Table 2 Eigenvector localization properties. Top most localized eigenvectors (Ek) for the disease dataset, their top contributing proteins and network parameters namely degree and clustering coefficient. The betweenness centrality of all the TCNs in the disease network is zero
Figure 5
figure 5

Eigenvector Localization both normal and disease network.

They clearly reflect three regions (i) degenerate part in the middle, (ii) a large non-degenerate part which follow GOE statistics of RMT and non-degenerate part at both the end and near to the zero eigenvalues which deviate from RMT.

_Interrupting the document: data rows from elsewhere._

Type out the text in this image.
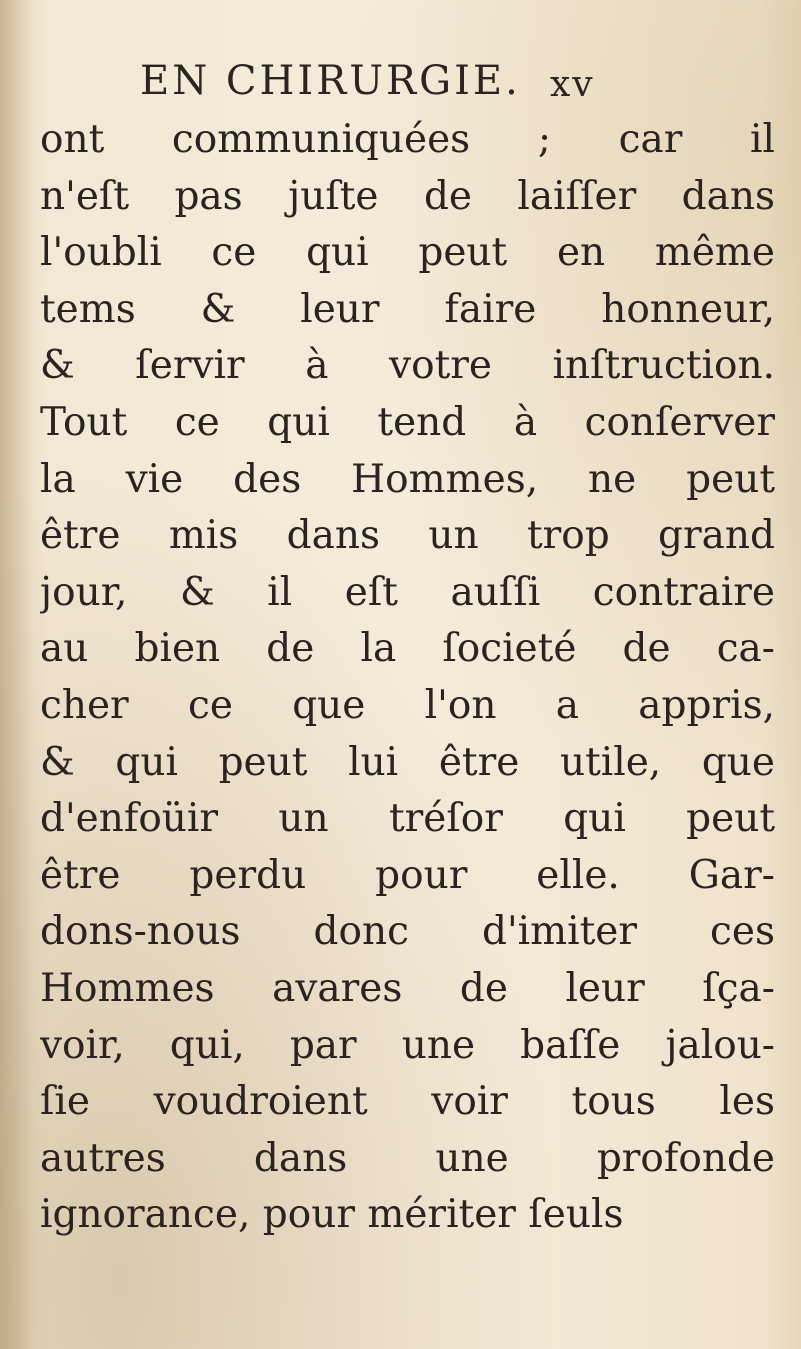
EN CHIRURGIE. xv
ont communiquées ; car il
n'eſt pas juſte de laiſſer dans
l'oubli ce qui peut en même
tems & leur faire honneur,
& ſervir à votre inſtruction.
Tout ce qui tend à conſerver
la vie des Hommes, ne peut
être mis dans un trop grand
jour, & il eſt auſſi contraire
au bien de la ſocieté de ca-
cher ce que l'on a appris,
& qui peut lui être utile, que
d'enfoüir un tréſor qui peut
être perdu pour elle. Gar-
dons-nous donc d'imiter ces
Hommes avares de leur ſça-
voir, qui, par une baſſe jalou-
ſie voudroient voir tous les
autres dans une profonde
ignorance, pour mériter ſeuls
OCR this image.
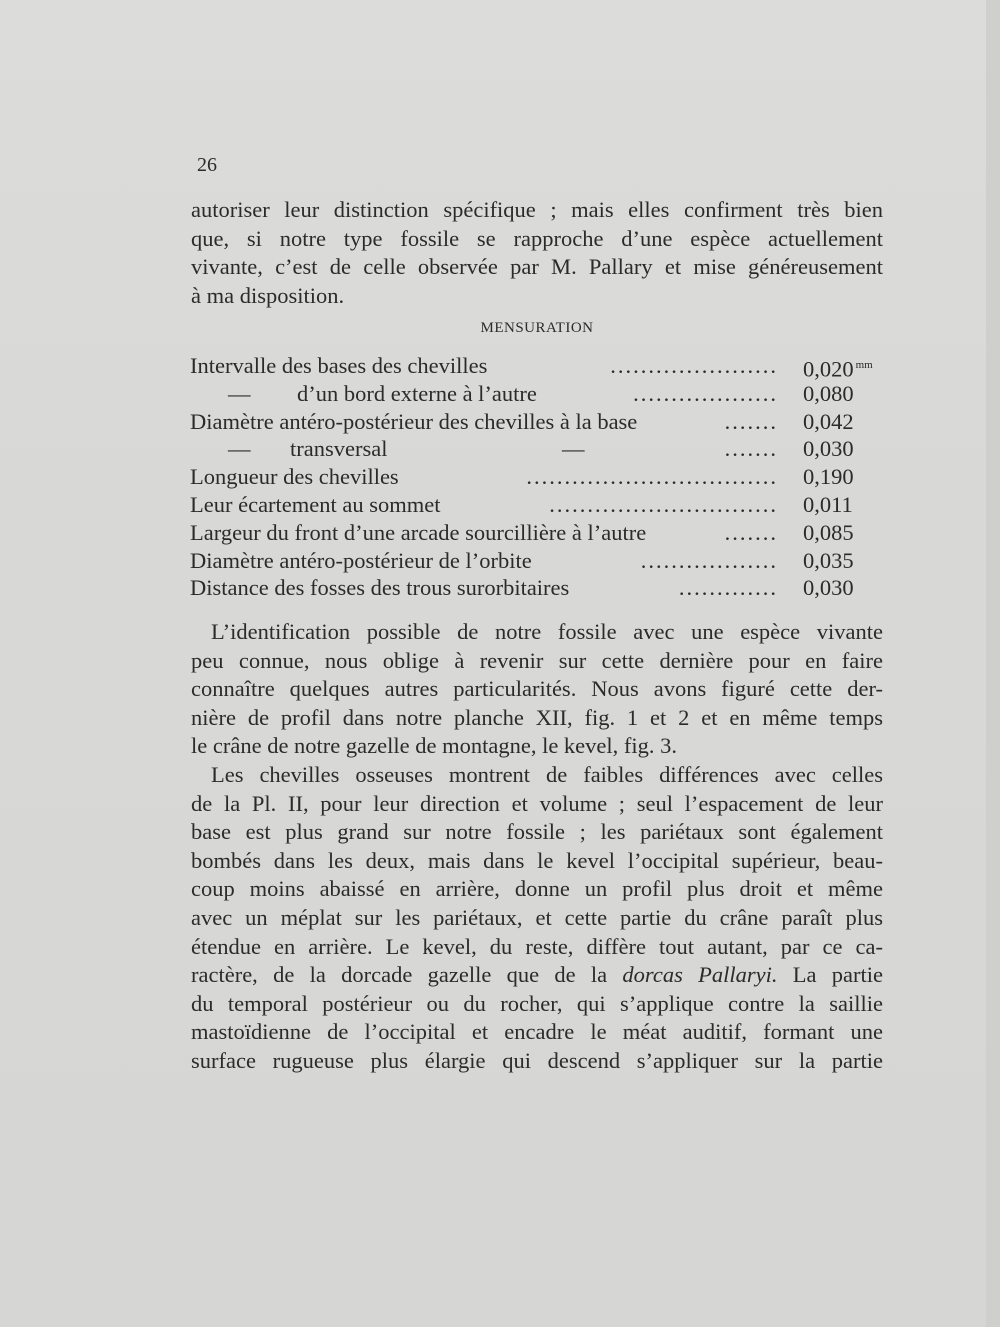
26

autoriser leur distinction spécifique ; mais elles confirment très bien
que, si notre type fossile se rapproche d’une espèce actuellement
vivante, c’est de celle observée par M. Pallary et mise généreusement
à ma disposition.

MENSURATION
Intervalle des bases des chevilles	...................... 0,020 $^{mm}$
— d’un bord externe à l’autre	................... 0,080
Diamètre antéro-postérieur des chevilles à la base	....... 0,042
— transversal	—	....... 0,030
Longueur des chevilles	................................. 0,190
Leur écartement au sommet	.............................. 0,011
Largeur du front d’une arcade sourcillière à l’autre	....... 0,085
Diamètre antéro-postérieur de l’orbite	.................. 0,035
Distance des fosses des trous surorbitaires	............. 0,030

L’identification possible de notre fossile avec une espèce vivante
peu connue, nous oblige à revenir sur cette dernière pour en faire
connaître quelques autres particularités. Nous avons figuré cette der-
nière de profil dans notre planche XII, fig. 1 et 2 et en même temps
le crâne de notre gazelle de montagne, le kevel, fig. 3.

Les chevilles osseuses montrent de faibles différences avec celles
de la Pl. II, pour leur direction et volume ; seul l’espacement de leur
base est plus grand sur notre fossile ; les pariétaux sont également
bombés dans les deux, mais dans le kevel l’occipital supérieur, beau-
coup moins abaissé en arrière, donne un profil plus droit et même
avec un méplat sur les pariétaux, et cette partie du crâne paraît plus
étendue en arrière. Le kevel, du reste, diffère tout autant, par ce ca-
ractère, de la dorcade gazelle que de la dorcas Pallaryi. La partie
du temporal postérieur ou du rocher, qui s’applique contre la saillie
mastoïdienne de l’occipital et encadre le méat auditif, formant une
surface rugueuse plus élargie qui descend s’appliquer sur la partie
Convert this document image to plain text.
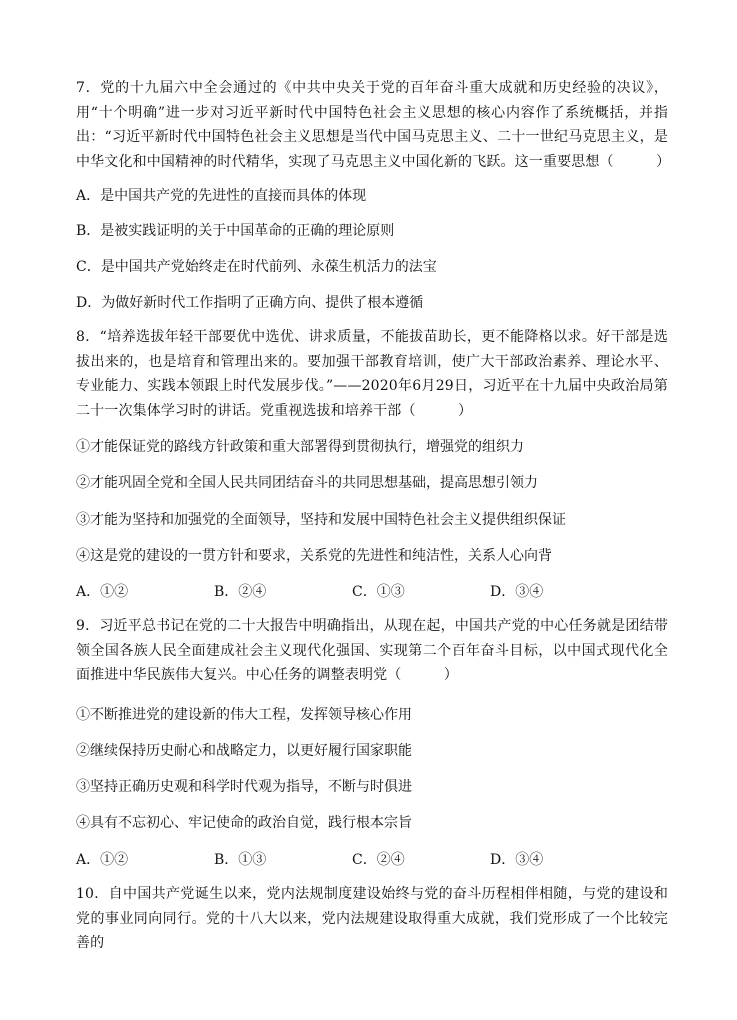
7．党的十九届六中全会通过的《中共中央关于党的百年奋斗重大成就和历史经验的决议》，用“十个明确”进一步对习近平新时代中国特色社会主义思想的核心内容作了系统概括，并指出：“习近平新时代中国特色社会主义思想是当代中国马克思主义、二十一世纪马克思主义，是中华文化和中国精神的时代精华，实现了马克思主义中国化新的飞跃。这一重要思想（　　　）

A．是中国共产党的先进性的直接而具体的体现
B．是被实践证明的关于中国革命的正确的理论原则
C．是中国共产党始终走在时代前列、永葆生机活力的法宝
D．为做好新时代工作指明了正确方向、提供了根本遵循

8．“培养选拔年轻干部要优中选优、讲求质量，不能拔苗助长，更不能降格以求。好干部是选拔出来的，也是培育和管理出来的。要加强干部教育培训，使广大干部政治素养、理论水平、专业能力、实践本领跟上时代发展步伐。”——2020年6月29日，习近平在十九届中央政治局第二十一次集体学习时的讲话。党重视选拔和培养干部（　　　）

①才能保证党的路线方针政策和重大部署得到贯彻执行，增强党的组织力
②才能巩固全党和全国人民共同团结奋斗的共同思想基础，提高思想引领力
③才能为坚持和加强党的全面领导，坚持和发展中国特色社会主义提供组织保证
④这是党的建设的一贯方针和要求，关系党的先进性和纯洁性，关系人心向背
A．①②	B．②④	C．①③	D．③④

9．习近平总书记在党的二十大报告中明确指出，从现在起，中国共产党的中心任务就是团结带领全国各族人民全面建成社会主义现代化强国、实现第二个百年奋斗目标，以中国式现代化全面推进中华民族伟大复兴。中心任务的调整表明党（　　　）

①不断推进党的建设新的伟大工程，发挥领导核心作用
②继续保持历史耐心和战略定力，以更好履行国家职能
③坚持正确历史观和科学时代观为指导，不断与时俱进
④具有不忘初心、牢记使命的政治自觉，践行根本宗旨
A．①②	B．①③	C．②④	D．③④

10．自中国共产党诞生以来，党内法规制度建设始终与党的奋斗历程相伴相随，与党的建设和党的事业同向同行。党的十八大以来，党内法规建设取得重大成就，我们党形成了一个比较完善的
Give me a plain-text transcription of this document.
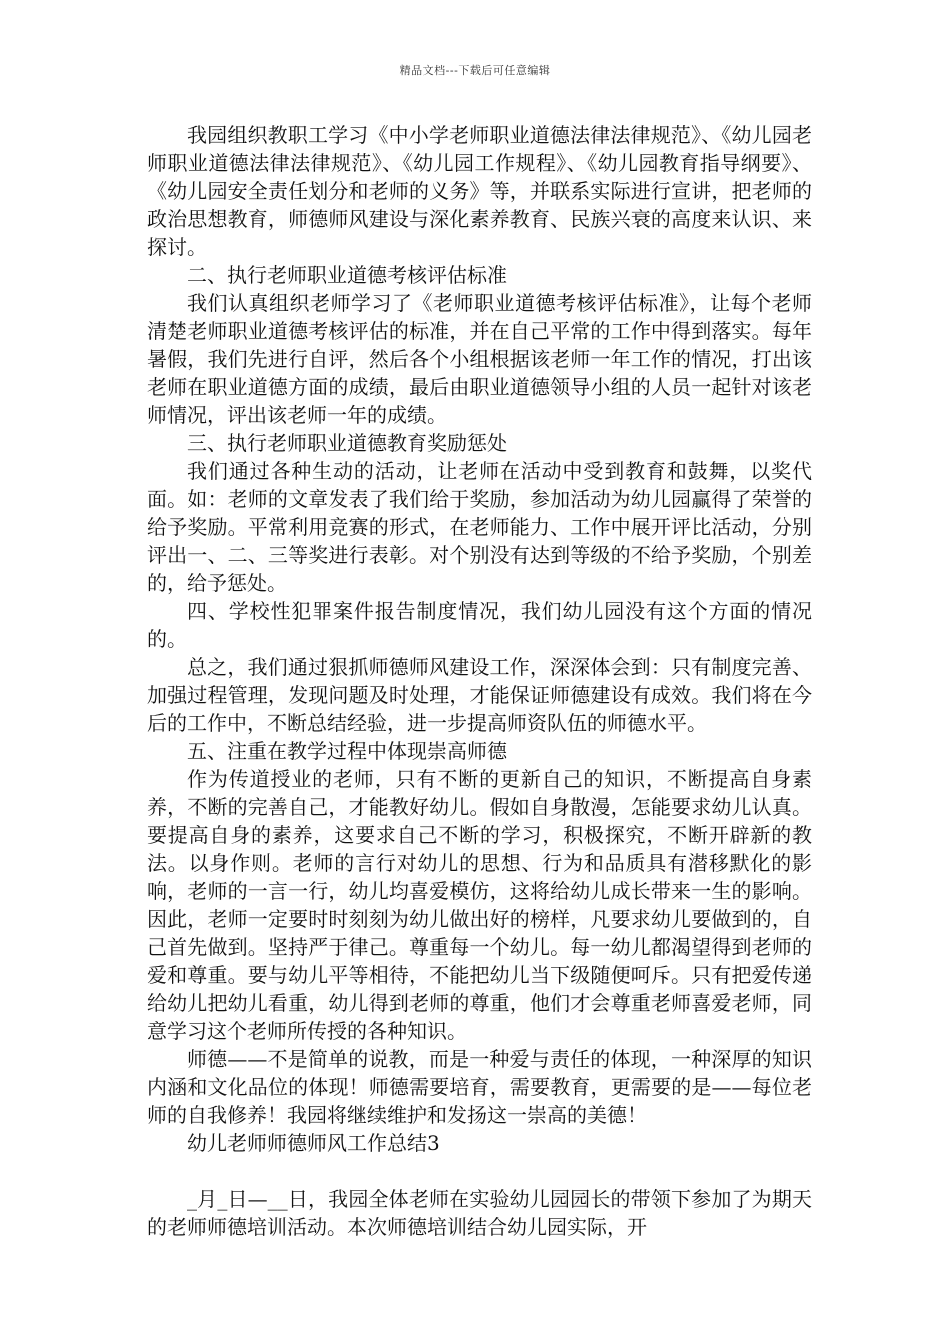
精品文档---下载后可任意编辑

我园组织教职工学习《中小学老师职业道德法律法律规范》、《幼儿园老师职业道德法律法律规范》、《幼儿园工作规程》、《幼儿园教育指导纲要》、《幼儿园安全责任划分和老师的义务》等，并联系实际进行宣讲，把老师的政治思想教育，师德师风建设与深化素养教育、民族兴衰的高度来认识、来探讨。

二、执行老师职业道德考核评估标准

我们认真组织老师学习了《老师职业道德考核评估标准》，让每个老师清楚老师职业道德考核评估的标准，并在自己平常的工作中得到落实。每年暑假，我们先进行自评，然后各个小组根据该老师一年工作的情况，打出该老师在职业道德方面的成绩，最后由职业道德领导小组的人员一起针对该老师情况，评出该老师一年的成绩。

三、执行老师职业道德教育奖励惩处

我们通过各种生动的活动，让老师在活动中受到教育和鼓舞，以奖代面。如：老师的文章发表了我们给于奖励，参加活动为幼儿园赢得了荣誉的给予奖励。平常利用竞赛的形式，在老师能力、工作中展开评比活动，分别评出一、二、三等奖进行表彰。对个别没有达到等级的不给予奖励，个别差的，给予惩处。

四、学校性犯罪案件报告制度情况，我们幼儿园没有这个方面的情况的。

总之，我们通过狠抓师德师风建设工作，深深体会到：只有制度完善、加强过程管理，发现问题及时处理，才能保证师德建设有成效。我们将在今后的工作中，不断总结经验，进一步提高师资队伍的师德水平。

五、注重在教学过程中体现崇高师德

作为传道授业的老师，只有不断的更新自己的知识，不断提高自身素养，不断的完善自己，才能教好幼儿。假如自身散漫，怎能要求幼儿认真。要提高自身的素养，这要求自己不断的学习，积极探究，不断开辟新的教法。以身作则。老师的言行对幼儿的思想、行为和品质具有潜移默化的影响，老师的一言一行，幼儿均喜爱模仿，这将给幼儿成长带来一生的影响。因此，老师一定要时时刻刻为幼儿做出好的榜样，凡要求幼儿要做到的，自己首先做到。坚持严于律己。尊重每一个幼儿。每一幼儿都渴望得到老师的爱和尊重。要与幼儿平等相待，不能把幼儿当下级随便呵斥。只有把爱传递给幼儿把幼儿看重，幼儿得到老师的尊重，他们才会尊重老师喜爱老师，同意学习这个老师所传授的各种知识。

师德——不是简单的说教，而是一种爱与责任的体现，一种深厚的知识内涵和文化品位的体现！师德需要培育，需要教育，更需要的是——每位老师的自我修养！我园将继续维护和发扬这一崇高的美德！

幼儿老师师德师风工作总结3

_月_日—__日，我园全体老师在实验幼儿园园长的带领下参加了为期天的老师师德培训活动。本次师德培训结合幼儿园实际，开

Functional properties of disease proteins

The most important outcome of the functional analysis of proteins corresponding to the TCNs is that all of them are involved in important pathways leading to breast cancer. The first localized eigenvector has five contributing nodes, of which MTHFD1L is responsible for synthesis of purines in mitochondria but its expression is up-regulated in breast cancer leading to proliferation, invasiveness and anti-apoptotic activity32. The protein corresponding to the next TCN is ALDH1L1 which in the normal cell controls the cell mobility, but in the disease state is silenced thereby making way for uncontrolled proliferation of cells33. The next two proteins CACNB1 and CACNB2 help in calcium transport in the normal state but are down-regulated in the breast cancer cell, thereby affecting the calcium metabolism which causes poor signaling of messages in the cell34. Mutation in the last TCN KCNB2, results in concomitant cell proliferation35.

The second localized eigenvector consists of six TCNs, among which KCNB2 and CACNB2 have been discussed above. The third protein KCNH4 in a normal cell is responsible for the potassium transport but undergoes splicing and is silenced in the disease state, thereby hampering early event in apoptosis leading to prolonged survival of cells36. The next protein TEX1, under normal condition, plays a major role in transcription regulation, but in the breast cancer cells, is over expressed which causes down-regulation of transcription37. The next TCN, KIAA1, is a binding protein to RNA but in cancer state undergoes mutation and refrains from its function of binding to RNA resulting in hampering of proper translation in cancer38. The next protein THOC1 is a part of TREX complex which is responsible for regulating transcription in a normal cell but in breast cancer cell, it delays transcriptional expression leading to irregular central dogma which makes the cell unorganized37.

There are seven TCNs in third most localized eigenvector. The first two proteins, KLK5 and KLK10, are from Kellikein gene family which are generally involved in serine-type peptidase activities. In the breast cancer they are down-regulated leading to the suppression of tumorigenesis39. The next protein CNTN4 is implicated in nervous system development. As of now its exact function in breast cancer is not known, but its first interacting neighbor is BRCA1 which is potent candidate in breast cancer cells40. Similarly, the next contributing node, ASTN2, under normal condition controls neural migration but in the breast cancer is found to have undergone chromosomal rearrangement with PTPRG which is an important gene for the recognition of the cancerous state in the cell41. The next protein, BRMS1L, is found to reduce expression of mRNA in breast cancer42. Another protein, ARID4B, functions in diverse cellular processes including proliferation, differentiation, apoptosis, oncogenesis and cell fate determination. In the disease state, it is found to cause irregular cell formation and proliferation43. KCNQ5 is another TCN which is a family member of KCN which affects the cell proliferation of the breast cell35.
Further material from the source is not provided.